To Be (Or Not to Be) "White"

It seems to me as if the past 45 years have been a process of unlearning as much as learning, or maybe even 60/40! This manifests in all areas, but especially in my seeing and understanding of what is called "race" in the U.S.. And I fully expect that my thoughts today will continue to unfold and shift as more space is made for truer seeing.

Words shape how we see the world. There is a language of sex and gender that helps cement the dominant paradigm into U.S. society. That is why, in the 70s when I was a teen and young adult, there was a push to change the lexicon with gender-neutral labels for people in jobs (letter-carrier instead of postman; flight-attendant rather than stewardess). This is still evolving and has moved into resisting the accepted gender binary language in favor of understanding gender as a continuum with the inclusion of gender-neutral pronouns to represent and also instigate that understanding.
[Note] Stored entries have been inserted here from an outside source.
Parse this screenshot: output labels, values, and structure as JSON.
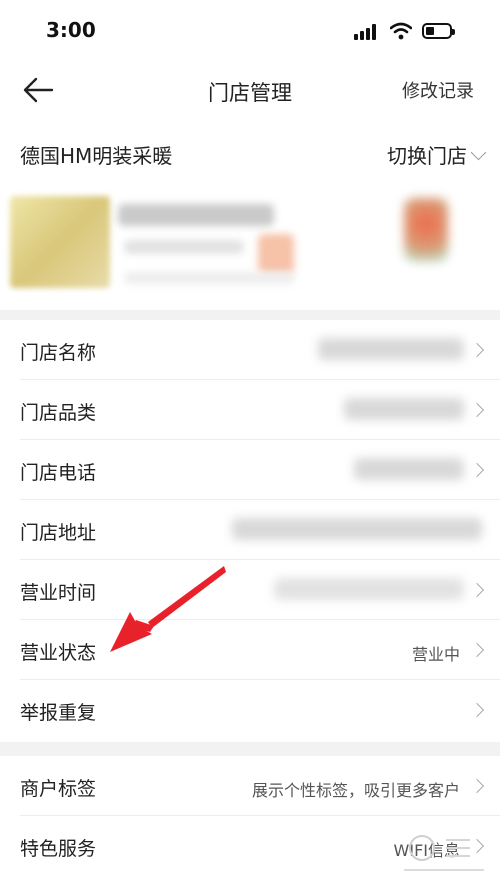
{
  "status_bar": {
    "time": "3:00"
  },
  "header": {
    "title": "门店管理",
    "history_label": "修改记录"
  },
  "store_bar": {
    "store_name": "德国HM明装采暖",
    "switch_label": "切换门店"
  },
  "section1": [
    {
      "label": "门店名称",
      "value": ""
    },
    {
      "label": "门店品类",
      "value": ""
    },
    {
      "label": "门店电话",
      "value": ""
    },
    {
      "label": "门店地址",
      "value": ""
    },
    {
      "label": "营业时间",
      "value": ""
    },
    {
      "label": "营业状态",
      "value": "营业中"
    },
    {
      "label": "举报重复",
      "value": ""
    }
  ],
  "section2": [
    {
      "label": "商户标签",
      "value": "展示个性标签，吸引更多客户"
    },
    {
      "label": "特色服务",
      "value": "WIFI信息"
    }
  ],
  "colors": {
    "annotation_red": "#e8222a",
    "background": "#f2f2f2"
  },
  "icons": [
    "back-arrow-icon",
    "chevron-down-icon",
    "chevron-right-icon",
    "signal-icon",
    "wifi-icon",
    "battery-icon"
  ]
}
There is an equally unseen yet pervasively influential lexicon of race that cements duality into our society. The very words "black" and "white" are opposites. They describe extremes of color that are not represented in any human skin tone. They are words that represent political and historical social norms and expectations, not what is seen and known. By accepting and using these words to describe ourselves and others, we reinforce the myth of "race" and the duality of humanity.


This is not an academic problem. The consequences in the real world are deadly. They include (but are certainly not limited to) racial-profiling, stereotyping, the wrong person being accused and/or convicted of a crime and murder.

This is black.
I recently read a local news article about a physical attack on someone. The police described the people they were seeking in relation to the incident as "three black males." Now close your eyes and picture three black males. What would each of our pictures look like? What does a "black male"look like?

 

The solution is not to "not see race" but to see what is in front of us. See the actual details of skin tone and texture; hair texture, color and length; height; body build; perceived age. When people want to know the race of a suspect, how often are they really asking "is the person from our team, or 'their' team?" In the human family, who do we make "them?"
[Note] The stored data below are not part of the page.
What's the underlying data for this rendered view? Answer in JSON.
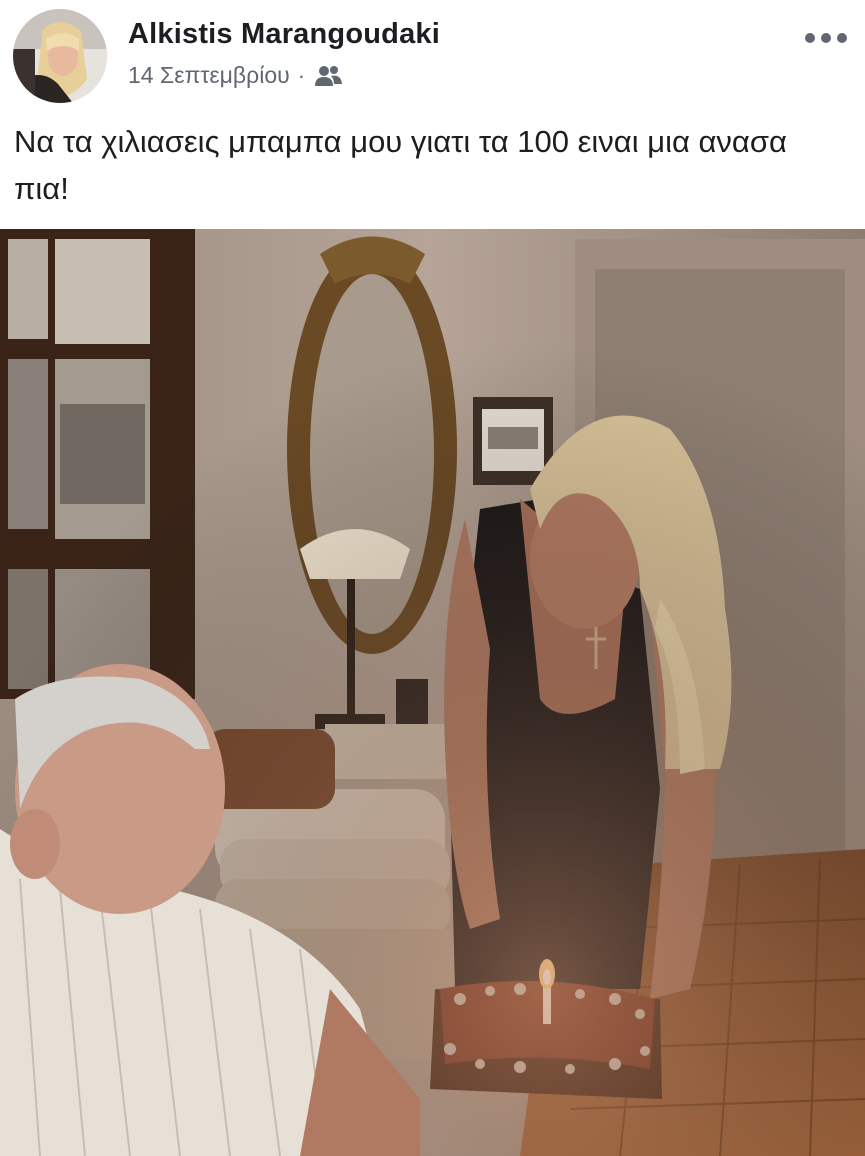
{
  "post": {
    "author_name": "Alkistis Marangoudaki",
    "date": "14 Σεπτεμβρίου",
    "separator": "·",
    "audience_icon": "friends-icon",
    "more_icon": "more-options-icon",
    "caption": "Να τα χιλιασεις μπαμπα μου γιατι τα 100 ειναι μια ανασα πια!"
  }
}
I know it's much more complicated than that. We are not starting from today. The duality was carefully constructed by an oppressor class that has inflicted centuries of harm and created systems and institutions that continue to do so today. Also, the "race" based caste system includes other "others" and a host of intersections that confer more or less access, more or less pain. Having been defined as "white" in a centuries-old caste system, it feels cowardly to refuse that label, as if I'm refusing accountability for a system that I benefit from at the expense of people with other labels.
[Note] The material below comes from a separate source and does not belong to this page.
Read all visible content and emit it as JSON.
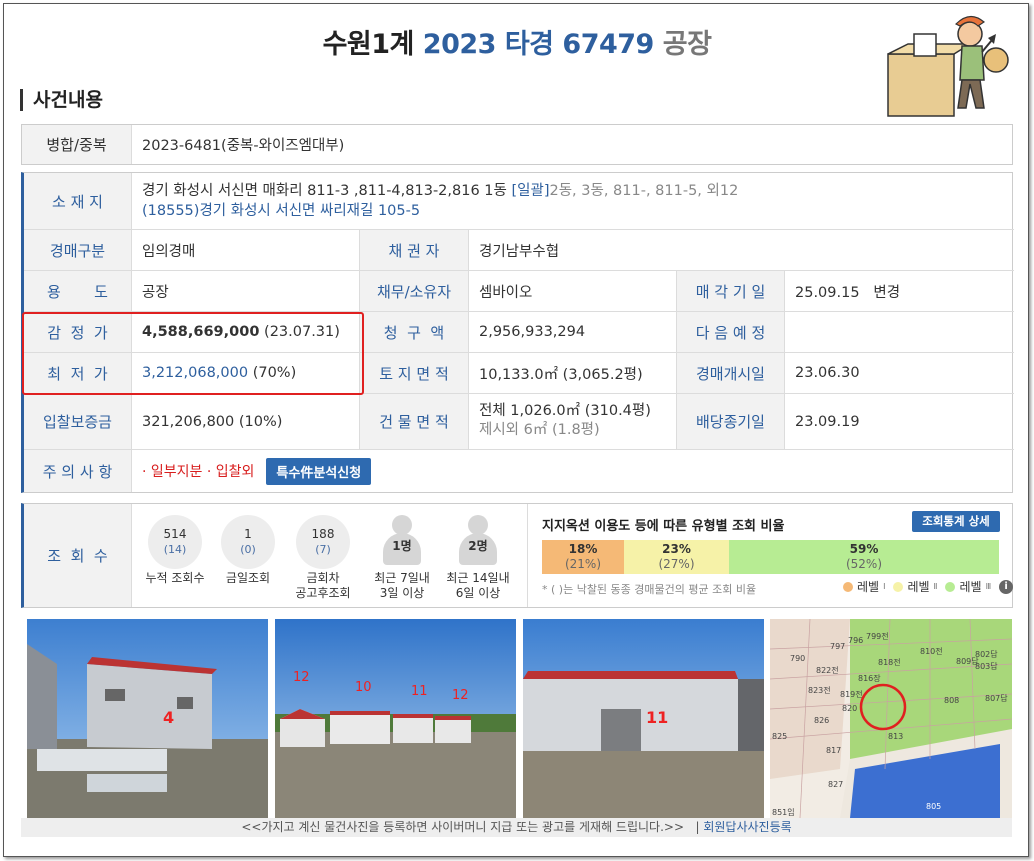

At the same time, accepting the label "white" makes me feel complicit in an imposed language of racial caste that is not based in the ultimate truth of who we all are as humans. And it divides me from my own rich and complex heritage, and from an accurate description of my physical self. A paradox indeed.


This is white.
 It certainly seems incorrect to try to back away from the labels that act as rallying points for people who have been most hurt by systems of oppression, even if those labels were imposed by those very systems. Yet those labels also act as barriers sometimes. Sometimes differences between people sharing a label can be very stark, while there can be a sense of closeness and kinship across labels. Sometimes it is not even clear which labels a particular person should adopt. Paradox again.




 
There are no answers coming at the end of this reflection.  Just a profound sense that our shared humanity has been interfered with in fundamental ways that involve everything from the starkness of lives destroyed to the subtlety of minds constrained by the language of oppression.

 Sometimes changing the language we use is an attempt to avoid a truth. Sometimes, changing the language we use, changes how we see the world enough for us to take action to make change.